D'NA collects: Oscar Niemeyer

 

 

Our story starts in 1936 in Brazil, where the Education minister Gustavo Capanema seeks to establish himself and the new progressive administration with a modernist skyscraper, of a scale the world had not seen before. Plans were drawn up for a building that would physically house Rio’s ministry of health and education, and symbolically cement the ideals of the nation. Capanema was looking to send a message that Brazil was not just moving in harmony with the modern world but also capable of leading it. He compiled what to him must have been a sterling team of five emerging Brazilian architects, headed by the promising Lucio Costa. Costa had even insisted on hiring the internationally acclaimed Le Corbusier as a consultant. Oscar Niemeyer, however, had not been one of those five brilliant men. He was only 29 years old and he had convinced Costa to allow him onto the project only through a combination of sheer gall and the fact he had promised to work for no payment. And yet when Le Corbusier flew in on a Graf Zeppelin to meet the team, Niemeyer was among the party to meet him. When Le Corbusier produced two sketches which failed to encapsulate the vision Capanema held for the new Brazil, it was Niemeyer who took over. The building that we now know as Capanema Palace opened in 1943 to international acclaim, making Nimeyer barely 36 years old when he was unveiled to the world as an architectural icon.

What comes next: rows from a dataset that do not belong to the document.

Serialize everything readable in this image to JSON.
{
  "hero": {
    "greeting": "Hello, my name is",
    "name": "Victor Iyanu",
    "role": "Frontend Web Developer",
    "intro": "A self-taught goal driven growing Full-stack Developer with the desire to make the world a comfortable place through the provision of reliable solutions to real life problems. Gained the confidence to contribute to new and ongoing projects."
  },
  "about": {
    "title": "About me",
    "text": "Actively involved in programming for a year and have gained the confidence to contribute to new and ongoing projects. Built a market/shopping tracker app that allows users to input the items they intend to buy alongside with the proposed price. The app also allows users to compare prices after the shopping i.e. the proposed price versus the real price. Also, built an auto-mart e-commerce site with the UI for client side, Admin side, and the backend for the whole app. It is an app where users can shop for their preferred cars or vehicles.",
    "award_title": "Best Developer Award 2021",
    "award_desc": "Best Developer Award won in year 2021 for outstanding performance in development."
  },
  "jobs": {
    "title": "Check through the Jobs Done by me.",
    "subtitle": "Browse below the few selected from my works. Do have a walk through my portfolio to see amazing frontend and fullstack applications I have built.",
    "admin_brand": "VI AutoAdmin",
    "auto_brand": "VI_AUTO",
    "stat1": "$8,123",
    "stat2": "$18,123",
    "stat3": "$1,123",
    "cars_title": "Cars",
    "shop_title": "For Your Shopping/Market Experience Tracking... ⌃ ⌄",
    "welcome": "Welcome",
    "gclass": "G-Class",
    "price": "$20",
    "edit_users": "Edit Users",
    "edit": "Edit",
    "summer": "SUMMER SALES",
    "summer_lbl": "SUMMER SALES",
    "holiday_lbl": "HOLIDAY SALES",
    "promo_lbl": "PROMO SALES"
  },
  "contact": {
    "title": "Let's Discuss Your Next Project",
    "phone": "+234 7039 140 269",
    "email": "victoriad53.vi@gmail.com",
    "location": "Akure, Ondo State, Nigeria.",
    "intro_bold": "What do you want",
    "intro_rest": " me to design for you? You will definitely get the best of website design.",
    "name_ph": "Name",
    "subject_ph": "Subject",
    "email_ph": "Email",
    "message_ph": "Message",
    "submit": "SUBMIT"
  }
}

This incredible 168-page monograph by Matthieu Salvaing allows us to borrow from the late Niemeyer’s vision, rather than turning the eye inward onto the man himself. Although there are some autobiographical passages where he writes beautifully of his artistic process (including the confession that his designs are always sketched with an accompanying written composition), Niemeyer is never more poetic than when his designs speak for him. Then, as many of his most celebrated structural masterpieces are reproduced to a dazzling gigantic scale, we are able to look deep into the sensous structures of his design and pick him out clearly. For instance, if we look at his early work such as the 1943 Capanema Palace, we notice the nod to Corbusian principles such as pilotis, open plans and long horizontal sliding windows, enhanced with brise-soleil. But even then his departure into what would become his signature style is burgeoning: the high-rise building with its row of curved volumes, giving a wave effect. Niemayar would become infamous for exhausting his engineers and pushing the aesthetic possibilities of re-inforced concrete to construct his beloved curves. As he said himself:

"I am not attracted to straight angles or to the straight line, hard and inflexible, created by man. I am attracted to free-flowing sensual curves. The curves that I find in the mountains of my country, in the sinuousness of its rivers, in the waves of the ocean, and on the body of the beloved woman.”

He found inspiration from natural life and in that way, confounded the world’s concept of an urban landscape by daring to soften it, dulating the pulse of the city into an elegant liquid form. This was the case at the 1939 New York World fair, where Nimeyer and Lucio Costa worked together again to head up the design for the Brazilian Pavilion. It was an avant-garde display, where Costa saw their vision as embodying grace in structure, light and spatially fluid in contrast to the mainstream contemporary architects at the fair. Mayor Fiorello La Guardia gave Costa and Niemeyer the highest award and in exchange, the keys to New York City. Soon enough, world leaders and esteemed patrons were asking Niemayar to sculpt his dreams, and then he would offer them the keys. A sequence of events would set this into motion: in 1940 he first met Juscelino Kubitschek, then Mayor of Belo Horizonte, who wanted him to design a new suburb north of Pampulha. This would be the Pampulha architectural complex which would put him on the map, featuring the internationally acclaimed St. Francis of Assisi church. In sixteen years, when Kubitschek was now the President of Brazil, Niemayer was given a carte-blanche to design Brasilia’s civic buildings: what we would become the residence of the president, the Alvorida Palace, with its moat and modest gatehouse. The National Congress of Brazil, the Palacio de Pantalto, the Cathedral of Brasilia. The dream of Brasilia was realized in 41 months, and in as much time, Niemayar had truly taken up residence with the heroes of Modernism: Miles van der Rohe, Frank Lloyd Wright, Alvar Aalto, and of course, Le Corbusier.

Buildings such as the Nietóri Art Museum and the Oscar Niemeyer museum itself show that there is something to the late icon’s maxim that form should follow beauty rather than function: coming upon them even today, they are a surprise. They jolt you out of your everyday existence and into wonder. Where did this come from? How is it sturdy when it looks so light it could sweep the floor? In fact, with both the art museums in Brazil, a common observation is that their beauty supersedes their function, as more people stand in line to see these works of architecture than those who venture inside to see the works of art. It is a testament to his legacy of genius that we still have so many questions. How did he do it?